Quando eu era garoto, nos anos
70, não tinha essa de dormir com a namorada ou com o namorado na casa dos pais.
O sexo entre os adolescentes era menos comum, e, quando acontecia, era na forma
de transgressão, longe dos olhos da família.
Desde então as coisas mudaram.
Muito. Os pais abriram espaço em casa para que os filhos recebam seus
parceiros. As relações sexuais entre os jovens deixaram de ser clandestinas e
eventuais para se tornarem corriqueiras e aceitas. A cena foi parar até em
propaganda de TV: no café da manhã, os pais, inteiramente constrangidos,
deparam com um adolescente cabeludo e sem jeito que acabou de dormir com a
filhinha deles...
Eu não tenho a menor dúvida de que essa foi
uma mudança positiva.
É mais seguro e mais gostoso ser
adolescente dessa forma do que viver em privação, ou em constante temor de ser
descoberto, como acontecia no passado. Do ponto de vista dos pais, é melhor
saber com quem os filhos estão transando (mesmo que eles não aprovem totalmente
as escolhas de parceiros...) do que forçá-los a se esconder por aí, sabe-se lá
com quem. Para os filhos, compensa. Submeter-se a essa camada de controle dos
pais ainda é mais legal do que meter-se em situações potencialmente perigosas.
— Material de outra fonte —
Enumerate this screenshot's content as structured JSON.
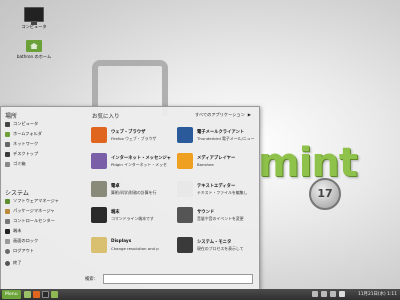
{
  "desktop": {
    "icons": [
      {
        "label": "コンピュータ"
      },
      {
        "label": "bathron のホーム"
      }
    ]
  },
  "logo": {
    "text": "mint",
    "badge": "17"
  },
  "menu": {
    "places_title": "場所",
    "places": [
      {
        "label": "コンピュータ"
      },
      {
        "label": "ホームフォルダ"
      },
      {
        "label": "ネットワーク"
      },
      {
        "label": "デスクトップ"
      },
      {
        "label": "ゴミ箱"
      }
    ],
    "system_title": "システム",
    "system": [
      {
        "label": "ソフトウェアマネージャ"
      },
      {
        "label": "パッケージマネージャ"
      },
      {
        "label": "コントロールセンター"
      },
      {
        "label": "端末"
      },
      {
        "label": "画面のロック"
      },
      {
        "label": "ログアウト"
      },
      {
        "label": "終了"
      }
    ],
    "favorites_title": "お気に入り",
    "all_apps_label": "すべてのアプリケーション",
    "all_apps_arrow": "▶",
    "apps": [
      {
        "name": "ウェブ・ブラウザ",
        "desc": "Firefox ウェブ・ブラウザ",
        "color": "#e0661f"
      },
      {
        "name": "電子メールクライアント",
        "desc": "Thunderbird 電子メール/ニュー",
        "color": "#2b5a9a"
      },
      {
        "name": "インターネット・メッセンジャ",
        "desc": "Pidgin インターネット・メッセ",
        "color": "#7a5fa8"
      },
      {
        "name": "メディアプレイヤー",
        "desc": "Banshee",
        "color": "#f0a020"
      },
      {
        "name": "電卓",
        "desc": "算術/科学/財務の計算を行",
        "color": "#8a8a7a"
      },
      {
        "name": "テキストエディター",
        "desc": "テキスト・ファイルを編集し",
        "color": "#e8e8e8"
      },
      {
        "name": "端末",
        "desc": "コマンドライン端末です",
        "color": "#2b2b2b"
      },
      {
        "name": "サウンド",
        "desc": "音量や音のイベントを変更",
        "color": "#555555"
      },
      {
        "name": "Displays",
        "desc": "Change resolution and p",
        "color": "#d8c070"
      },
      {
        "name": "システム・モニタ",
        "desc": "現在のプロセスを表示して",
        "color": "#3a3a3a"
      }
    ],
    "search_label": "検索:",
    "search_value": ""
  },
  "panel": {
    "menu_label": "Menu",
    "clock": "11月21日(水) 1:11"
  }
}
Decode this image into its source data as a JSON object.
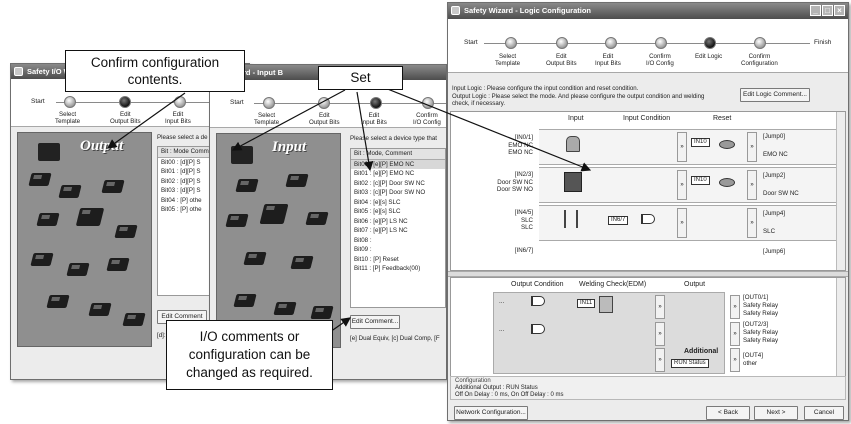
{
  "left_window": {
    "title": "Safety I/O Wi",
    "start": "Start",
    "steps": [
      "Select\nTemplate",
      "Edit\nOutput Bits",
      "Edit\nInput Bits"
    ],
    "image_title": "Output",
    "prompt": "Please select a de",
    "list_header": "Bit : Mode Comm",
    "items": [
      "Bit00 : [d][P] S",
      "Bit01 : [d][P] S",
      "Bit02 : [d][P] S",
      "Bit03 : [d][P] S",
      "Bit04 : [P] othe",
      "Bit05 : [P] othe"
    ],
    "edit_comment": "Edit Comment",
    "legend": "[d]: S"
  },
  "mid_window": {
    "title": "Wizard - Input B",
    "start": "Start",
    "steps": [
      "Select\nTemplate",
      "Edit\nOutput Bits",
      "Edit\nInput Bits",
      "Confirm\nI/O Config"
    ],
    "image_title": "Input",
    "prompt": "Please select a device type that",
    "list_header": "Bit : Mode, Comment",
    "items": [
      "Bit00 : [e][P] EMO NC",
      "Bit01 : [e][P] EMO NC",
      "Bit02 : [c][P] Door SW NC",
      "Bit03 : [c][P] Door SW NO",
      "Bit04 : [e][s] SLC",
      "Bit05 : [e][s] SLC",
      "Bit06 : [e][P] LS NC",
      "Bit07 : [e][P] LS NC",
      "Bit08 :",
      "Bit09 :",
      "Bit10 : [P] Reset",
      "Bit11 : [P] Feedback(00)"
    ],
    "edit_comment": "Edit Comment...",
    "legend": "[e] Dual Equiv, [c] Dual Comp, [F"
  },
  "main_window": {
    "title": "Safety Wizard - Logic Configuration",
    "start": "Start",
    "finish": "Finish",
    "steps": [
      "Select\nTemplate",
      "Edit\nOutput Bits",
      "Edit\nInput Bits",
      "Confirm\nI/O Config",
      "Edit Logic",
      "Confirm\nConfiguration"
    ],
    "info": "Input Logic : Please configure the input condition and reset condition.\nOutput Logic : Please select the mode. And please configure the output condition and welding\ncheck, if necessary.",
    "edit_logic_comment": "Edit Logic Comment...",
    "upper_headers": [
      "Input",
      "Input Condition",
      "Reset"
    ],
    "rows": [
      {
        "label": "[IN0/1]\nEMO NC\nEMO NC",
        "tag": "IN10",
        "jump": "[Jump0]",
        "jump_label": "EMO NC"
      },
      {
        "label": "[IN2/3]\nDoor SW NC\nDoor SW NO",
        "tag": "IN10",
        "jump": "[Jump2]",
        "jump_label": "Door SW NC"
      },
      {
        "label": "[IN4/5]\nSLC\nSLC",
        "tag": "IN6/7",
        "jump": "[Jump4]",
        "jump_label": "SLC"
      },
      {
        "label": "[IN6/7]",
        "jump": "[Jump6]"
      }
    ],
    "lower_headers": [
      "Output Condition",
      "Welding Check(EDM)",
      "Output"
    ],
    "outputs": [
      {
        "label": "[OUT0/1]\nSafety Relay\nSafety Relay",
        "tag": "IN11"
      },
      {
        "label": "[OUT2/3]\nSafety Relay\nSafety Relay"
      },
      {
        "label": "[OUT4]\nother",
        "additional": "Additional",
        "run": "RUN Status"
      }
    ],
    "config_title": "Configuration",
    "config_text": "Additional Output : RUN Status\nOff On Delay : 0 ms, On Off Delay : 0 ms",
    "network": "Network Configuration...",
    "back": "< Back",
    "next": "Next >",
    "cancel": "Cancel",
    "dots": "..."
  },
  "callouts": {
    "confirm": "Confirm configuration\ncontents.",
    "set": "Set",
    "io": "I/O comments or\nconfiguration can be\nchanged as required."
  }
}
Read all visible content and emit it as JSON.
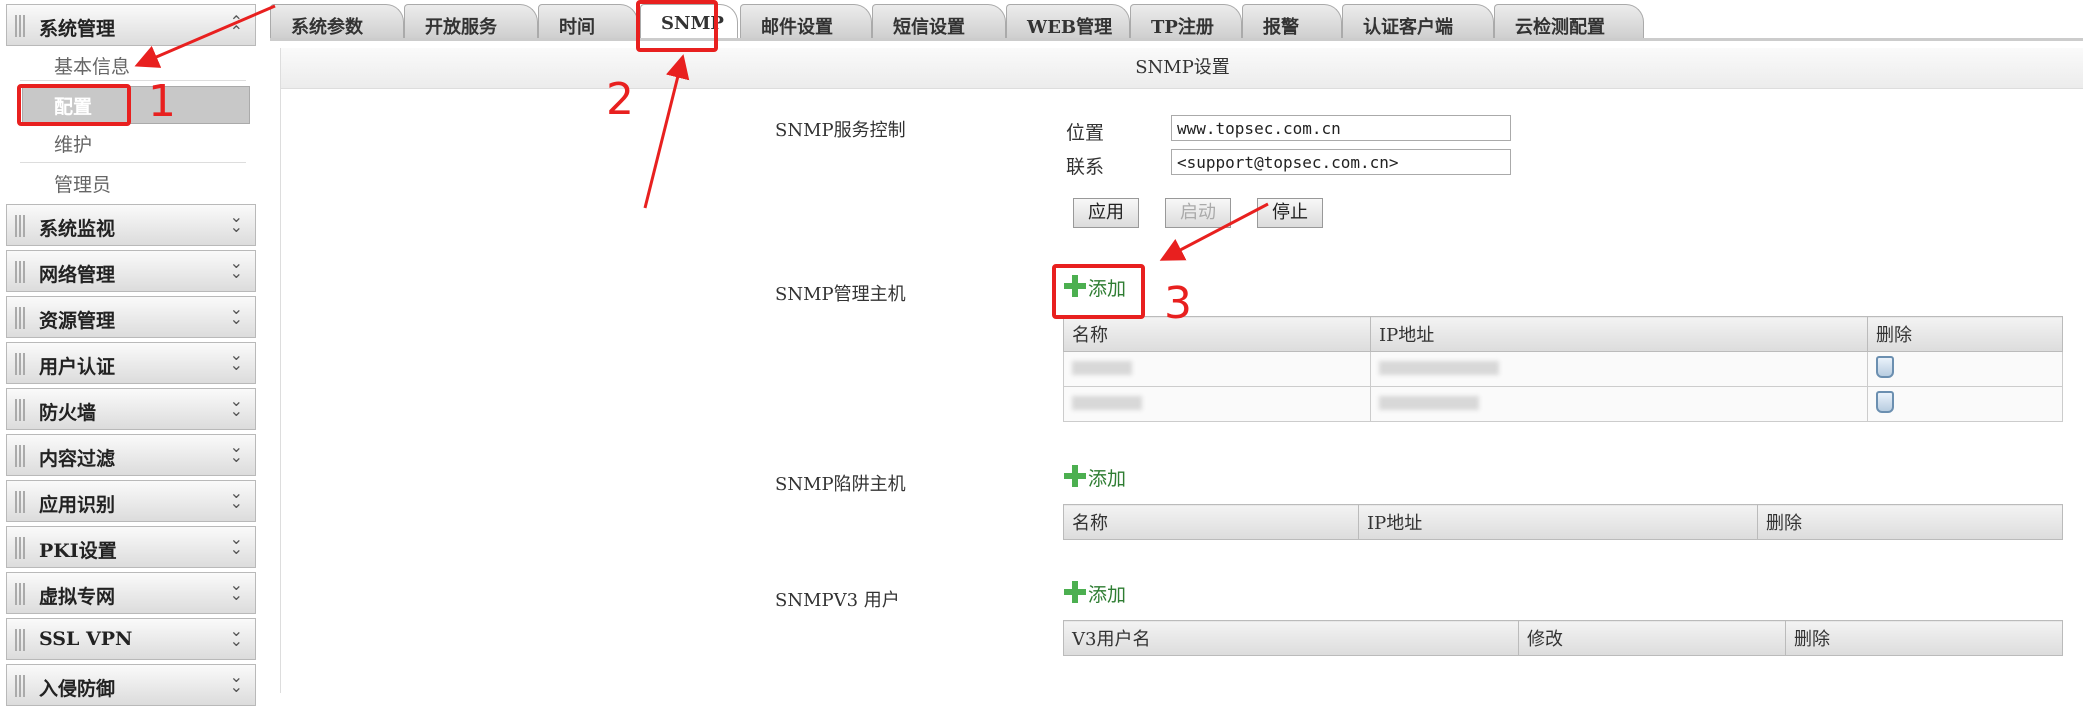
{
  "sidebar": {
    "top_group": "系统管理",
    "sub_items": [
      "基本信息",
      "配置",
      "维护",
      "管理员"
    ],
    "groups": [
      "系统监视",
      "网络管理",
      "资源管理",
      "用户认证",
      "防火墙",
      "内容过滤",
      "应用识别",
      "PKI设置",
      "虚拟专网",
      "SSL VPN",
      "入侵防御"
    ]
  },
  "tabs": [
    "系统参数",
    "开放服务",
    "时间",
    "SNMP",
    "邮件设置",
    "短信设置",
    "WEB管理",
    "TP注册",
    "报警",
    "认证客户端",
    "云检测配置"
  ],
  "active_tab": "SNMP",
  "main": {
    "title": "SNMP设置",
    "service": {
      "label": "SNMP服务控制",
      "location_label": "位置",
      "location_value": "www.topsec.com.cn",
      "contact_label": "联系",
      "contact_value": "<support@topsec.com.cn>",
      "apply": "应用",
      "start": "启动",
      "stop": "停止"
    },
    "mgmt_hosts": {
      "label": "SNMP管理主机",
      "add": "添加",
      "columns": [
        "名称",
        "IP地址",
        "删除"
      ]
    },
    "trap_hosts": {
      "label": "SNMP陷阱主机",
      "add": "添加",
      "columns": [
        "名称",
        "IP地址",
        "删除"
      ]
    },
    "v3_users": {
      "label": "SNMPV3 用户",
      "add": "添加",
      "columns": [
        "V3用户名",
        "修改",
        "删除"
      ]
    }
  },
  "annotations": {
    "n1": "1",
    "n2": "2",
    "n3": "3",
    "color": "#e8201f"
  }
}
Quando você leva alguém para casa dos pais, se obriga a fazer controle de
qualidade. Isso é bom.
Como muitas novidades positivas,
essa também teve uns resultados meio imprevistos.
Outro dia, conversando com uma
moça de 22 anos, ela me contou como havia sido difícil romper com o rapaz que
ela namorava desde os 17 anos. Eles haviam crescido juntos, compartilharam
muitas experiências, e os pais de ambos estavam acostumados a vê-los grudados,
para lá e para cá. “Minha mãe chorou quando soube que a gente tinha acabado”,
ela me disse. A moça, que acaba de terminar a faculdade, e já está engatando
outro namoro, parecia bem incomodada com “a seriedade” que aquela relação de
adolescentes havia tomado.
De um arranjo espontâneo e
natural entre ela e o rapaz, o namoro havia evoluído para uma espécie precoce e
fundamentalmente indesejada de compromisso. É provável que a relação tenha
durado mais do que deveria por ter se tornado maior do que eles. Era uma
noivadinho.
Parece que esse tipo de situação
tornou-se bastante comum.
Em troca da aprovação dos pais e
das facilidades que isso proporciona, os jovens e adolescentes oferecem
estabilidade. Eles não vão aparecer na cozinha com uma companhia diferente a
cada manhã. Isso deixaria os pais alarmados e poderia provocar represálias.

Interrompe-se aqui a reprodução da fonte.